The Emirati Ambassador to the US, Yousef al Otaiba, told The Daily Beast that while he was unfamiliar with the specific disinformation effort, he didn’t consider it surprising. “This was something we clearly knew was going to happen. We knew where it would come from. We all knew what the messages would be, ”said Otaiba.
Despite the apparent attempt to turn the mind against normalization, Otaiba says the propaganda campaign has had no impact whatsoever on public opinion. “In the UAE it has not affected our approach with Israel. We are full steam ahead. “
The personas also seized the global pandemic as an opportunity to use the coronavirus as a propaganda weapon against the US. Ben Yousef’s persona wrote fake stories about Americans and symbols of America acting as infection vectors in allied countries. One story cited a fictional cluster of coronavirus infections among US forces in Iraq, and another used a fake Twitter screenshot from a French MP to claim that a four-piece box of McDonald’s chicken McNuggets might have given him the virus .
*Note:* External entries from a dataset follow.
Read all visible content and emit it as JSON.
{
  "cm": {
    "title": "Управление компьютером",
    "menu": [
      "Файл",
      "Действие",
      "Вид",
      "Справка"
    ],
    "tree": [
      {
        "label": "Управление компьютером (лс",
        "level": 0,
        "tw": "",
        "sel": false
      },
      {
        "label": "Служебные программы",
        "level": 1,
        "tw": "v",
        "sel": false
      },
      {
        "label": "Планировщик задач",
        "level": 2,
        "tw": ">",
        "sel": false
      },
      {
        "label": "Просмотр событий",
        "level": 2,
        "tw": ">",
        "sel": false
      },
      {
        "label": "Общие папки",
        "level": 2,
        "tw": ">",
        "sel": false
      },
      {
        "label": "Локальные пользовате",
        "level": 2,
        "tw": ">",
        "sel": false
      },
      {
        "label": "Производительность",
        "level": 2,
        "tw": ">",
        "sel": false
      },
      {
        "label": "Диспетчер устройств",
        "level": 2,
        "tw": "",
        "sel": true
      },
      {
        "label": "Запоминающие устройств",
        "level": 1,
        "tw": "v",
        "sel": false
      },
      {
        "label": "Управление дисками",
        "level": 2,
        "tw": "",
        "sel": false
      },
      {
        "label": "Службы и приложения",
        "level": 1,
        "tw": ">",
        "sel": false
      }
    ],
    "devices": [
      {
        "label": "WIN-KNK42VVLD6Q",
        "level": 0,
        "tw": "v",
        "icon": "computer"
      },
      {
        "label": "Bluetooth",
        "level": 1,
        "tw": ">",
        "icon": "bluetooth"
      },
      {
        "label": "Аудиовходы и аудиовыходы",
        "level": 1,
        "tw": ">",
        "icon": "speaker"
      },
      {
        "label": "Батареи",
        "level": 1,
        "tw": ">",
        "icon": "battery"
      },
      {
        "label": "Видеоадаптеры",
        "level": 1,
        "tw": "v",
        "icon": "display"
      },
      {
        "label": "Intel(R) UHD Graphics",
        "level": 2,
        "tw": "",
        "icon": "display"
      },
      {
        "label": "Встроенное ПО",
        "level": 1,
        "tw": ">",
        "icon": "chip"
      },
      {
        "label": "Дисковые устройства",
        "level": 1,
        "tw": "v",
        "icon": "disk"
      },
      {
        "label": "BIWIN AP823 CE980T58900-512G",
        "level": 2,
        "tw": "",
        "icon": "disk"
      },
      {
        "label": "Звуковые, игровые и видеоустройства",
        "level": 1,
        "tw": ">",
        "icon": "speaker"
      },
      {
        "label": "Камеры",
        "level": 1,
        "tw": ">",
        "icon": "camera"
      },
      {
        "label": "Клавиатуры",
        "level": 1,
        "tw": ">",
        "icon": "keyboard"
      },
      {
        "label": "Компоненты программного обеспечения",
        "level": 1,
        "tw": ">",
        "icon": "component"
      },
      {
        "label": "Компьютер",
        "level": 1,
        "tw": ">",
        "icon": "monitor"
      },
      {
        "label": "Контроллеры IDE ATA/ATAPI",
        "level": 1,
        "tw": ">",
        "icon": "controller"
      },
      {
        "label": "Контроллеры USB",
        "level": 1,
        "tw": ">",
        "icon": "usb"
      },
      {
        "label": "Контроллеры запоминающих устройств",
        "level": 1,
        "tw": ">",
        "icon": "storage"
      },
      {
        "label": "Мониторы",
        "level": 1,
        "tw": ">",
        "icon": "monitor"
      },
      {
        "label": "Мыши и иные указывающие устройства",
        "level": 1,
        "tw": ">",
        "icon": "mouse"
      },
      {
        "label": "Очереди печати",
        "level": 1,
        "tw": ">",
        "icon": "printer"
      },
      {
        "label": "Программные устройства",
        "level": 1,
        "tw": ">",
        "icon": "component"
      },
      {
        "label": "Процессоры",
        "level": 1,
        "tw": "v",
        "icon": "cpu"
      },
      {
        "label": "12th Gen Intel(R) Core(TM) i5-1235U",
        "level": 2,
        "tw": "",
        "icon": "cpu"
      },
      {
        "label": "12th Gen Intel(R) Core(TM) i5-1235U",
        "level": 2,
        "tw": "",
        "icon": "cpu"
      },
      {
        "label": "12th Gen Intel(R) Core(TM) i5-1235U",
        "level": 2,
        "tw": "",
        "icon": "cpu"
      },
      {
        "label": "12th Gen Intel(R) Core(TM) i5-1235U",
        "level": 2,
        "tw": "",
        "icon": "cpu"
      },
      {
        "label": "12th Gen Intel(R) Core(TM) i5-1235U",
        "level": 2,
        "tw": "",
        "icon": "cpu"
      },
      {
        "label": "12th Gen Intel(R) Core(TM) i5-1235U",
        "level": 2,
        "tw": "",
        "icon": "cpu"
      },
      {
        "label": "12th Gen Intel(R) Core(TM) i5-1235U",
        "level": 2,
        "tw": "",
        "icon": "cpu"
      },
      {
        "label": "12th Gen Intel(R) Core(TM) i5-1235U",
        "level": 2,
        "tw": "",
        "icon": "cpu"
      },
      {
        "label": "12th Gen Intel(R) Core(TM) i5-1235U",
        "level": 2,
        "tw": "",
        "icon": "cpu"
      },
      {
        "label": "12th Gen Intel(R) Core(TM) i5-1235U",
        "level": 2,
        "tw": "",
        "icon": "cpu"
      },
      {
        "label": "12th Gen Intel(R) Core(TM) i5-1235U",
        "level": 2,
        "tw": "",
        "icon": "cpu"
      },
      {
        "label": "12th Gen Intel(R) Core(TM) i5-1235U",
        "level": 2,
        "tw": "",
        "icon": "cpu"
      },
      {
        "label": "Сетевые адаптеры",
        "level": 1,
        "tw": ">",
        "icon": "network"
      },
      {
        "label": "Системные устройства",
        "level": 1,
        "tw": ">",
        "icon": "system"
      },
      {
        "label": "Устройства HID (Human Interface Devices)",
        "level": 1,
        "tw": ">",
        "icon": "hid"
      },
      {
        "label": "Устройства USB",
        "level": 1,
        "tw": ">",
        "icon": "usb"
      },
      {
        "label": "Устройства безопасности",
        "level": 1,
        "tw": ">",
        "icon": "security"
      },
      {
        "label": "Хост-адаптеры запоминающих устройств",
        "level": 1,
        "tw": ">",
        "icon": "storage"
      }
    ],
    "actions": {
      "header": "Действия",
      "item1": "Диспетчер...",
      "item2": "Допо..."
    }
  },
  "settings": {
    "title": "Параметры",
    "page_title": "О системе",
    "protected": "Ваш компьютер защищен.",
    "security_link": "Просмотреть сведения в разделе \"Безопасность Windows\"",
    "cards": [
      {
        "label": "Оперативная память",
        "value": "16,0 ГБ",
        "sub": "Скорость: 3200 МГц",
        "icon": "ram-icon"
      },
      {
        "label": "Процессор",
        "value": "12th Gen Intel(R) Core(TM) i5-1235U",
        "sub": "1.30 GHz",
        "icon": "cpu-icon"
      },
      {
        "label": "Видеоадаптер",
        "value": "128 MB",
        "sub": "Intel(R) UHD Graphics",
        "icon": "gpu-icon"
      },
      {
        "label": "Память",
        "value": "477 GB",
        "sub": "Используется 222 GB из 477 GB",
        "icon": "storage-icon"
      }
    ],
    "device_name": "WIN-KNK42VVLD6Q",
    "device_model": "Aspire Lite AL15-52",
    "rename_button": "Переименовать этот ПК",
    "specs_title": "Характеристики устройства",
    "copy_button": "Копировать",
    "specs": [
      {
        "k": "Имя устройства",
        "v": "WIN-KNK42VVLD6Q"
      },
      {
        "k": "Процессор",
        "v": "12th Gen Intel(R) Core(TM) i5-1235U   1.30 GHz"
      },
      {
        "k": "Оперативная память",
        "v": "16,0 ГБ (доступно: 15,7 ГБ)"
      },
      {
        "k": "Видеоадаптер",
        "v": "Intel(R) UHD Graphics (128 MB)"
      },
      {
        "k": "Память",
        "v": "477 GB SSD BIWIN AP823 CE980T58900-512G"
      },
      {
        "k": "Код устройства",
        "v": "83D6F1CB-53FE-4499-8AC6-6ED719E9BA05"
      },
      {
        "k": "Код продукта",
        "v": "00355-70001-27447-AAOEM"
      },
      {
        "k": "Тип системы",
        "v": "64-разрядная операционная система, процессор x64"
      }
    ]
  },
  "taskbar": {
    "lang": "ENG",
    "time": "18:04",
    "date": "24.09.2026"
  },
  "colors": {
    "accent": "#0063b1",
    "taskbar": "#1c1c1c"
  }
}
During the nearly two-year ake news campaign, the personas seemed to attract little critical attention from the public, until a story by Ben Yousef victimized a grieving Lebanese woman, when Najwa Qassem, a popular Al Arabiya broadcaster, died suddenly of a heart attack in January 2020, her friend Rima Najm, a Lebanese journalist and author, wrote about her horror when she discovered a fake quote about the incident attributed to her in a Ben Yousef story. The story, published in Egyptian news outlets, used a fake quote from Najm to make the death suspicious in some way and related to an attempt to leave for a job with another network.
Najm did not respond to requests for comment from The Daily Beast, but wrote in a piece about the experience shortly after the incident.
“It’s painful that some of you put you in a position where you don’t belong. So you’re associated with an action you didn’t do and a saying you didn’t speak,” she wrote.